The AMA is calling on state medical and specialty societies to advocate for the training of both the lay public and professional responders in bleeding control techniques – with the end result of enlarging the pool of first responders who can render assistance to victims of mass shootings and other mass casualty events.

This new HoD policy puts forth the recommendations of the Hartford Consensus™, the ACS-convened Joint Committee to Create a National Policy to Enhance Survivability from Intentional Mass Casualty and Active Shooter Events. The Hartford Consensus’ core principle is that “no one should die from uncontrolled bleeding” – and it calls for providing law enforcement officers with the training and equipment needed to act before EMS personnel arrive, providing EMS professionals with quicker access to the wounded, and training civilian bystanders to act as immediate responders at the point of wounding if it is safe for them to act. This element from the Hartford Consensus is at the heart of the “Stop the Bleed” campaign launched by the U.S. Department of Homeland Security through the National Security Council. https://www.dhs.gov/stopthebleed last year

The resolution was introduced on the heels of the mass shooting at the Pulse nightclub in Orlando, Florida in June, and received overwhelming support from delegates.
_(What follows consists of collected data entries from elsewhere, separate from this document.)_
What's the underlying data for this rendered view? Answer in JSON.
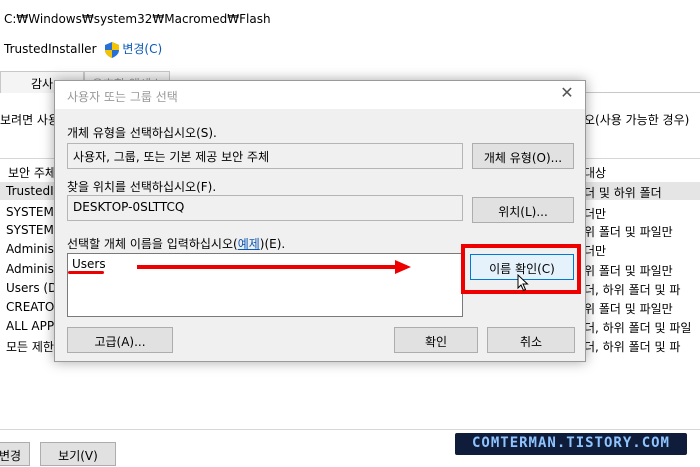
{
  "background": {
    "path": "C:₩Windows₩system32₩Macromed₩Flash",
    "owner_name": "TrustedInstaller",
    "change_link": "변경(C)",
    "tab_audit": "감사",
    "tab_effective_access": "유효한 액세스",
    "desc_left": "보려면 사용",
    "desc_right": "오(사용 가능한 경우)",
    "col_principal": "보안 주체",
    "col_applies": "대상",
    "rows": [
      {
        "principal": "TrustedIn",
        "applies": "더 및 하위 폴더"
      },
      {
        "principal": "SYSTEM",
        "applies": "더만"
      },
      {
        "principal": "SYSTEM",
        "applies": "위 폴더 및 파일만"
      },
      {
        "principal": "Administ",
        "applies": "더만"
      },
      {
        "principal": "Administ",
        "applies": "위 폴더 및 파일만"
      },
      {
        "principal": "Users (DE",
        "applies": "더, 하위 폴더 및 파"
      },
      {
        "principal": "CREATOR",
        "applies": "위 폴더 및 파일만"
      },
      {
        "principal": "ALL APPL",
        "applies": "더, 하위 폴더 및 파일"
      },
      {
        "principal": "모든 제한",
        "applies": "더, 하위 폴더 및 파"
      }
    ],
    "btn_change": "변경",
    "btn_view": "보기(V)",
    "watermark": "COMTERMAN.TISTORY.COM"
  },
  "dialog": {
    "title": "사용자 또는 그룹 선택",
    "object_type_label": "개체 유형을 선택하십시오(S).",
    "object_type_value": "사용자, 그룹, 또는 기본 제공 보안 주체",
    "object_type_button": "개체 유형(O)...",
    "location_label": "찾을 위치를 선택하십시오(F).",
    "location_value": "DESKTOP-0SLTTCQ",
    "location_button": "위치(L)...",
    "names_label_prefix": "선택할 개체 이름을 입력하십시오(",
    "names_label_link": "예제",
    "names_label_suffix": ")(E).",
    "names_value": "Users",
    "check_names_button": "이름 확인(C)",
    "advanced_button": "고급(A)...",
    "ok_button": "확인",
    "cancel_button": "취소"
  },
  "colors": {
    "annotation_red": "#e00000",
    "link_blue": "#0a58b5",
    "focus_blue": "#0078d7"
  }
}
“This new policy really moves this important initiative forward in terms of our development of a training program for the public, not just health care professionals, so that civilians can learn how to act as immediate responders and save lives,” said Lenworth M. Jacobs, Jr., MD, MPH, FACS, Chair of the Hartford Consensus and director of the Trauma Institute at Hartford (Conn.) Hospital. “We already know from a national public opinion poll published in the Journal of the American College of Surgeons that members of the public are willing to be trained—along with law enforcement and emergency medical responders—to accept this important responsibility.”